Kekerasan Terhadap Perempuan: Ketika UU ITE Malah Menjerat Korban

Febriyani Frisca diperbarui 06 Des 2018, 16:54 WIB

Fimela.com, Jakarta Kekerasan terhadap perempuan tidak hanya terjadi di dunia nyata. Belakangan ini, terutama sejak masyarakat melek teknologi infromasi, kekerasan terhadap perempuan juga merambah dunia maya dalam berbagai macam bentuknya. 

Kendati 2008 silam Dewan Perwakilan Rakyat (DPR) membuat undang-undang di ranah Teknologi Informasi (Undang Undang nomor 11 tahun 2008) atau yang lebih dikenal dengan UU ITE (Undang-undang Informasi dan Transaksi Elektronik), namun tampaknya pasal tersebut belum sepenuhnya bisa melindungi korban, terutama kekerasan seksual pada perempuan.

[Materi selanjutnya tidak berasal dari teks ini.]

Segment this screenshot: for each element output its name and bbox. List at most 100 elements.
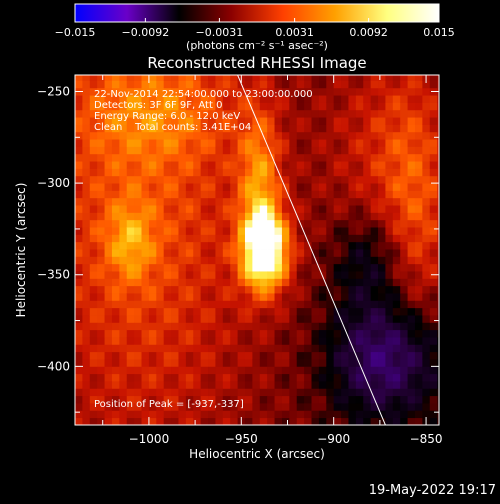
image-pixel — [259, 315, 268, 323]
image-pixel — [267, 322, 275, 331]
image-pixel — [126, 373, 135, 382]
image-pixel — [267, 227, 275, 235]
image-pixel — [437, 381, 439, 389]
image-pixel — [185, 131, 194, 140]
image-pixel — [82, 388, 91, 397]
image-pixel — [178, 278, 187, 287]
image-pixel — [370, 161, 379, 169]
image-pixel — [193, 161, 202, 169]
image-pixel — [104, 183, 113, 191]
image-pixel — [311, 87, 320, 96]
colorbar-tick-label: 0.015 — [423, 26, 455, 39]
image-pixel — [400, 278, 408, 287]
image-pixel — [274, 197, 283, 206]
image-pixel — [304, 219, 312, 228]
image-pixel — [97, 417, 105, 425]
image-pixel — [304, 410, 312, 419]
image-pixel — [222, 256, 231, 265]
image-pixel — [400, 161, 408, 169]
image-pixel — [163, 271, 172, 279]
image-pixel — [252, 234, 261, 243]
image-pixel — [259, 212, 268, 221]
colorbar-tick-label: −0.0031 — [196, 26, 244, 39]
image-pixel — [385, 388, 394, 397]
image-pixel — [104, 344, 113, 353]
image-pixel — [185, 263, 194, 272]
image-pixel — [82, 80, 91, 89]
image-pixel — [259, 417, 268, 425]
image-pixel — [333, 109, 342, 118]
image-pixel — [200, 168, 209, 177]
image-pixel — [318, 212, 327, 221]
image-pixel — [193, 175, 202, 184]
image-pixel — [259, 351, 268, 360]
image-pixel — [244, 131, 253, 140]
image-pixel — [252, 124, 261, 133]
image-pixel — [429, 197, 438, 206]
image-pixel — [363, 417, 372, 425]
image-pixel — [378, 278, 386, 287]
image-pixel — [89, 197, 98, 206]
image-pixel — [111, 131, 120, 140]
image-pixel — [281, 131, 290, 140]
image-pixel — [363, 234, 372, 243]
image-pixel — [311, 227, 320, 235]
image-pixel — [156, 75, 165, 81]
image-pixel — [163, 227, 172, 235]
image-pixel — [200, 219, 209, 228]
image-pixel — [333, 344, 342, 353]
image-pixel — [274, 256, 283, 265]
image-pixel — [378, 249, 386, 257]
image-pixel — [178, 139, 187, 147]
image-pixel — [304, 161, 312, 169]
image-pixel — [193, 359, 202, 367]
date-stamp: 19-May-2022 19:17 — [368, 483, 496, 498]
image-pixel — [281, 322, 290, 331]
image-pixel — [414, 124, 423, 133]
image-pixel — [230, 256, 238, 265]
image-pixel — [355, 197, 364, 206]
image-pixel — [437, 322, 439, 331]
image-pixel — [311, 153, 320, 162]
image-pixel — [392, 175, 401, 184]
image-pixel — [341, 417, 349, 425]
image-pixel — [318, 146, 327, 155]
image-pixel — [267, 102, 275, 111]
image-pixel — [215, 300, 224, 309]
image-pixel — [274, 124, 283, 133]
image-pixel — [193, 337, 202, 345]
image-pixel — [392, 146, 401, 155]
image-pixel — [326, 124, 335, 133]
image-pixel — [289, 95, 298, 103]
image-pixel — [333, 227, 342, 235]
image-pixel — [134, 395, 142, 404]
image-pixel — [363, 75, 372, 81]
image-pixel — [326, 219, 335, 228]
image-pixel — [259, 80, 268, 89]
image-pixel — [429, 373, 438, 382]
image-pixel — [148, 293, 157, 301]
image-pixel — [82, 278, 91, 287]
image-pixel — [370, 417, 379, 425]
image-pixel — [348, 131, 357, 140]
image-pixel — [178, 271, 187, 279]
image-pixel — [134, 205, 142, 213]
image-pixel — [111, 337, 120, 345]
image-pixel — [82, 175, 91, 184]
image-pixel — [267, 271, 275, 279]
image-pixel — [208, 256, 216, 265]
image-pixel — [378, 75, 386, 81]
image-pixel — [355, 146, 364, 155]
image-pixel — [363, 329, 372, 338]
image-pixel — [156, 410, 165, 419]
image-pixel — [341, 190, 349, 199]
image-pixel — [163, 95, 172, 103]
image-pixel — [215, 373, 224, 382]
image-pixel — [326, 80, 335, 89]
image-pixel — [385, 307, 394, 316]
image-pixel — [311, 190, 320, 199]
image-pixel — [333, 388, 342, 397]
image-pixel — [414, 241, 423, 250]
image-pixel — [119, 205, 128, 213]
image-pixel — [97, 381, 105, 389]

Parahnya, UU ITE itu sendirilah yang malah menjerat pengguna teknologi yang seharusnya mendapat perlindungan hukum. Seperti yang disampaikan oleh Ellen Kusuma dari Safe Net dalam diskusi Mengatasi Pelecehan Seksual di Dunia Maya yang bertempat di Komnas Perempuan Jakarta pada Selasa (4/12).

What's On Fimela
Ilustrasi kekerasan. (Sumber: Istimewa)

"Kasus Ibu Nuril pasti pada tahu, ya, kronologisnya kalau ia mendapat kekerasan seksual secara verbal oleh kepala sekolah tempat ia bekerja dan berinisiatif merekam percakapan, tapi justru percakapan yang dibuat untuk membela diri malah disebarkan orang-orang yang bukan Ibu Nuril dan dipakai oleh mantan kepala sekolah untuk menjerat Ibu Nuril karena diduga telah memberikan akses konten bermuatan keasusilaan ke publik," ungkap Ellen.

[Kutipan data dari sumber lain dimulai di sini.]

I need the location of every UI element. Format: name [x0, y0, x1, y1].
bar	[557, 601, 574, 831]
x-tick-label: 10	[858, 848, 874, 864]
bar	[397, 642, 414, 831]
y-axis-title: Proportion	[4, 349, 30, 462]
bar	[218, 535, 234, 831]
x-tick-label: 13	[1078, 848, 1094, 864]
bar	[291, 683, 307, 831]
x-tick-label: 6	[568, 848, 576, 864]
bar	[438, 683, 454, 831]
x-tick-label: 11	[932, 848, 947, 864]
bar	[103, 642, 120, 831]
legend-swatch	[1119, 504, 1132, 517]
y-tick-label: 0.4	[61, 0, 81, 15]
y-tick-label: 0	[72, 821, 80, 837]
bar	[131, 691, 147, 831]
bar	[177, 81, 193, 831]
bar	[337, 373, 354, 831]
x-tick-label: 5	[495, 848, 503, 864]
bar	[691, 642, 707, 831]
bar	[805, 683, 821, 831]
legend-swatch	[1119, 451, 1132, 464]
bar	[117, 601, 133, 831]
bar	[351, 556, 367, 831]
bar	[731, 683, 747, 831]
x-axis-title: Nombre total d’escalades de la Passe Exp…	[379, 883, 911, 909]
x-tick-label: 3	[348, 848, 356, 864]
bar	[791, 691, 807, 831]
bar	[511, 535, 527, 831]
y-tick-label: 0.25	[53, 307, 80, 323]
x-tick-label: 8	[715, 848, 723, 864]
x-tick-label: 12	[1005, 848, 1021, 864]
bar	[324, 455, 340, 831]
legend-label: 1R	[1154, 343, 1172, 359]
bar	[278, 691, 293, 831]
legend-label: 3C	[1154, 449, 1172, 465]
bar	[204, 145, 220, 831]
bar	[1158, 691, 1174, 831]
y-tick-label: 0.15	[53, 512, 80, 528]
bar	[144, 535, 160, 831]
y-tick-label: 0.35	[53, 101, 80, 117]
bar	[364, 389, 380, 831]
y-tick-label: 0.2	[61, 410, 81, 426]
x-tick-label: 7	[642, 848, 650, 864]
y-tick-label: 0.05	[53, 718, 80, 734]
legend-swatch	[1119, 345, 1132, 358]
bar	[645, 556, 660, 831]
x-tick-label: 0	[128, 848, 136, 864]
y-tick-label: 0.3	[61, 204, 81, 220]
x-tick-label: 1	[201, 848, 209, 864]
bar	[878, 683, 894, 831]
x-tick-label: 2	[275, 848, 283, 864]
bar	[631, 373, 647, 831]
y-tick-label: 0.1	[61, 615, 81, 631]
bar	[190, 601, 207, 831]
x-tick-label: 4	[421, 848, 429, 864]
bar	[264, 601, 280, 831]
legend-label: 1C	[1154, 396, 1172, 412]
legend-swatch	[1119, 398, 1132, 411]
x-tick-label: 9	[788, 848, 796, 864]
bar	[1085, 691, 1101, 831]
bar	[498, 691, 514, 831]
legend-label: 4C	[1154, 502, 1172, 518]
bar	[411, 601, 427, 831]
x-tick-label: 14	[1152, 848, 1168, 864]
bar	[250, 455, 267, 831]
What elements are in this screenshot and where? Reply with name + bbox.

Ellen juga menuturkan kisah perlindungan hukum yang dialami oleh korban kekerasan seksual lainnya. "Sekitar 2010 ada kasus di Tangerang yang dialami oleh seorang dokter bernama Ira Simatupang, dia mengalami percobaan pemerkosaan oleh rekan kerjanya di 2006, lalu dia berusaha untuk berkeluh ke rekan-rekan kerja yang lain lewat email, tapi ia malah dijerat pasal 27 ayat 3, yaitu pencemaran nama baik karena ada rekan lain yang tidak senang namanya disebut-sebut dalam email," imbuh Ellen.

Lebih lanjut, Ellen juga menambahkan kasus-kasus lain yang pernah ia jumpai di lapangan. Di mana ada seorang perempuan yang mengalami KDRT malah justru dilaporkan balik atas tuduhan konten bermuatan asusia.

Kekerasan Perempuan /unsplash

"Ada kasus Ibu Wisni Yeti di Bandung yang mengalami kasus KDRT, jadi saat ia melaporkan KDRT, suaminya tidak terima dan meng-hack Facebook Ibu Wisni kemudian ia menemukan semacam transkrip percakapan Ibu Wisni dengan temannya tapi percakapan itu diduga mesra atau intim dan terjadi saat mereka masih menikah, lalu transkrip itu di-screen capture dan dicetak untuk dijadikan bukti di pengadilan untuk menjerat Ibu Wisni, sayangnya, kasus KDRT tidak berlanjut, kasus konten bermuatan asusila ini berlanjut dan sempat kena hukuman," terang Ellen.

Begitu juga kisah yang dialami oleh Anindya Joediono, mahasiswi Fakultas Hukum Universitas Narotama, Surabaya. "Kalau baru-baru ini ada Anindya, dia seorang mahasiswa dan juga aktivis, kemudian dia melaporkan di media sosial bahwa di suatu acara ia mendapat pelecehan seksual, tapi dia malah mendapatkan laporan balik dari seseorang yang tidak ia kenal bahkan tidak ada di tempat, atas tuduhan pencemaran nama baik dan ujaran kebencian," ujar Ellen.

"Hal-hal seperti itu yang sebenarnya terjadi, yang seharusnya digunakan untuk melindungi korban malah digunakan untuk menjerat korban," sesal perempuan yang jadi perwakilan untuk Internet Governance Forum (IGF) 2017 di Geneva, Switzerland ini. 

Sekadar info, Safe Net sendiri merupakan sebuah jaringan penggerak kebebasan berekspresi online se-Asia Tenggara, baik organisasi maupun individu, dalam konteks perlindungan Hak Asasi Manusia untuk bebas berekspresi, yang terrbentuk 27 Juni 2013 di Bali, Indonesia.